Agent: Good examples of a total clash of attitudes. The disagreement on transgender is exactly like that. The lived experience of being transgender is a million miles from the glib interpretations that others foist onto it. There's just no meeting of minds however much the two sides argue about it.

Rummuser said...

I can't understand your friend's hostility either but there are people who we cannot fathom for some reason or the other.

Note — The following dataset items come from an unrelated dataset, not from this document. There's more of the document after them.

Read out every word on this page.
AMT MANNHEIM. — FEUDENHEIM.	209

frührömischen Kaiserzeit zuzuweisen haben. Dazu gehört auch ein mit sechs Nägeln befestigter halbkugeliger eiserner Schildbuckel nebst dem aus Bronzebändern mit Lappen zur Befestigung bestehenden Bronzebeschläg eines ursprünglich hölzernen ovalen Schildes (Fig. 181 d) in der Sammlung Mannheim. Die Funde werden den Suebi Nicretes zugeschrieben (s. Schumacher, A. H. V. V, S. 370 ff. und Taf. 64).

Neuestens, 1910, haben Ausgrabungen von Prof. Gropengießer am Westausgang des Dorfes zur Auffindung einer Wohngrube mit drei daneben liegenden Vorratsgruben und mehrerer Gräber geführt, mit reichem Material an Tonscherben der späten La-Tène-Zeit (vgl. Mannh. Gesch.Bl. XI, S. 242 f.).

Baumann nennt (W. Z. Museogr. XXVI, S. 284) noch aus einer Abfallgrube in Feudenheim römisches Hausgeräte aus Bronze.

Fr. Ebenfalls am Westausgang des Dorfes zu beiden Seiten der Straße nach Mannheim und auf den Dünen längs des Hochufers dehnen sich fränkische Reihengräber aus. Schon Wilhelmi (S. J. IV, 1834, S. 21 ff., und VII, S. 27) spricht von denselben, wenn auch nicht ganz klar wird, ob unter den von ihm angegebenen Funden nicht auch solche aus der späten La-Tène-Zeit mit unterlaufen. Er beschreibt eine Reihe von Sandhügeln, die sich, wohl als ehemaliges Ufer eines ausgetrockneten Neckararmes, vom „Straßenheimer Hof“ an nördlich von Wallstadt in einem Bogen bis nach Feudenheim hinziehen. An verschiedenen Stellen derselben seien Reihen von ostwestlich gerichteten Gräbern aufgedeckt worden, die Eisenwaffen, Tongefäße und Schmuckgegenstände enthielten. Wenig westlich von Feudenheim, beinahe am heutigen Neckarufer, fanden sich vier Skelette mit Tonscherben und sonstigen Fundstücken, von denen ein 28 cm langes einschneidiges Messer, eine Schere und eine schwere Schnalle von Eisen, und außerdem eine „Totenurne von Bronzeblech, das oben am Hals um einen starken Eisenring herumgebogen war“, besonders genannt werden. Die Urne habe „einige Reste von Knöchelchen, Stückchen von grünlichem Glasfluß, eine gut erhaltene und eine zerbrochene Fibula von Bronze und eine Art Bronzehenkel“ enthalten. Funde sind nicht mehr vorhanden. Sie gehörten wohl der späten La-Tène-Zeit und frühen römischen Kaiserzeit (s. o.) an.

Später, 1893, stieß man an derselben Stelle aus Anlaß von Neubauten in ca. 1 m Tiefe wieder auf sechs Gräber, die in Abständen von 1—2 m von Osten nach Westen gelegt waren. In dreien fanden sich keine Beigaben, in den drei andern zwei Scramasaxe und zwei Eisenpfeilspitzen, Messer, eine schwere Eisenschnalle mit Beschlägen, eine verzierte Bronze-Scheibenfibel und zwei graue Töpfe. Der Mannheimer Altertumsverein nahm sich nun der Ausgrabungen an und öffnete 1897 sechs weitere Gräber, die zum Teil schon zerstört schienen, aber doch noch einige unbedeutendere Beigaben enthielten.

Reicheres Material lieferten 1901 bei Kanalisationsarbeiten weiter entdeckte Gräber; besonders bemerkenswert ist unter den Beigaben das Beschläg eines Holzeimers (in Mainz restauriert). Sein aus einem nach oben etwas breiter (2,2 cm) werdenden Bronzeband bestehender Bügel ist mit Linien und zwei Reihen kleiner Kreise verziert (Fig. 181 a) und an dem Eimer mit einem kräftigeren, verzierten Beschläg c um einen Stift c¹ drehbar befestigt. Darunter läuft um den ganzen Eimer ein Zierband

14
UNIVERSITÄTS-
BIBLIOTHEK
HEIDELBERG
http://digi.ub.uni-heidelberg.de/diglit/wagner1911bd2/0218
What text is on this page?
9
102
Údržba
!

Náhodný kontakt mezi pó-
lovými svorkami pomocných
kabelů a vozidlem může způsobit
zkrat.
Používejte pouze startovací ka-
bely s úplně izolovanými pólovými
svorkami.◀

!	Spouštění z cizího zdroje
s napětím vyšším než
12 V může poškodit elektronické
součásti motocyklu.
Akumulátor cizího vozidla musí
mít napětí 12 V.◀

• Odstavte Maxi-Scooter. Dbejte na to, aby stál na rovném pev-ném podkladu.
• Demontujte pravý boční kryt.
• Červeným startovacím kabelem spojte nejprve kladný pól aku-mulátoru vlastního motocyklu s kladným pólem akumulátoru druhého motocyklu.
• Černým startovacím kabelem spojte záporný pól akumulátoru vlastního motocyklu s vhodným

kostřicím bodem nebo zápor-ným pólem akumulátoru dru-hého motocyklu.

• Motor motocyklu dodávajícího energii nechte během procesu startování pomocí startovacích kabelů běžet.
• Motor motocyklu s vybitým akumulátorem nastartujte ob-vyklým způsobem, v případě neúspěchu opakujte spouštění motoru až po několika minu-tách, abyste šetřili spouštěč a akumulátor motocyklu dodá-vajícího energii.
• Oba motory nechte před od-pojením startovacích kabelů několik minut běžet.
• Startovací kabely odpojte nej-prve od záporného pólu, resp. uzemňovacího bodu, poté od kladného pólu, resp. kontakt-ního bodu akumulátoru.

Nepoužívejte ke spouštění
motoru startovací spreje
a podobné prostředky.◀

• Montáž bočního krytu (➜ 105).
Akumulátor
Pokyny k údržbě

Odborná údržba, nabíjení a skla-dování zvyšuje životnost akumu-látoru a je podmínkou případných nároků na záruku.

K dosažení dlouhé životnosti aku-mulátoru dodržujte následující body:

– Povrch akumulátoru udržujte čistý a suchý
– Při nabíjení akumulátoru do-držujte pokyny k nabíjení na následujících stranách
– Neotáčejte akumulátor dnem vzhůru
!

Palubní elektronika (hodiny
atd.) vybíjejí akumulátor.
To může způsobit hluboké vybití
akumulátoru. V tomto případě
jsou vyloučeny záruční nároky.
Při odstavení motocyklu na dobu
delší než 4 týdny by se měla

If you are at the receiving end, like I was recently, when a friend suddenly decides to cut off all communications without discussing why, it is not only puzzling, it is saddening too.

Nick said...

Ramana: As you say, puzzling and saddening. I guess sometimes a particular point of view is so much a part of someone's sense of identity that they are simply unable to consider any alternative.

Keith Smith said...

I met and married the love of my life in the early sixties. We had an unwritten agreement that she would look after the home, cooking, cleaning and the rest to make it a happy home. I took responsibility to do the garden, grow veg, plant the flowers etc., and maintain the house in good order, decorating, minor repairs etc., and we helped each other with the chores. This arrangement worked fine for several years until Germaine Greer reared her ugly head on TV and banged on about equality for woman, women's rights and men were just chauvinistic pigs. My wife was so influenced by this woman that she became unhappy about our way of life and this caused a lot of hard feelings between us. In the end she left and divorced me. Thanks Germaine for ruining our marriage!

Nick said...

Keith: I'm sorry your marriage didn't work out, you're obviously still very hurt and bitter about it. But I suspect the problem went a lot deeper than anything suggested by Germaine Greer. Your wife may also have been influenced by friends or work colleagues or media articles or any number of things. It's a shame you never had a second and more successful marriage.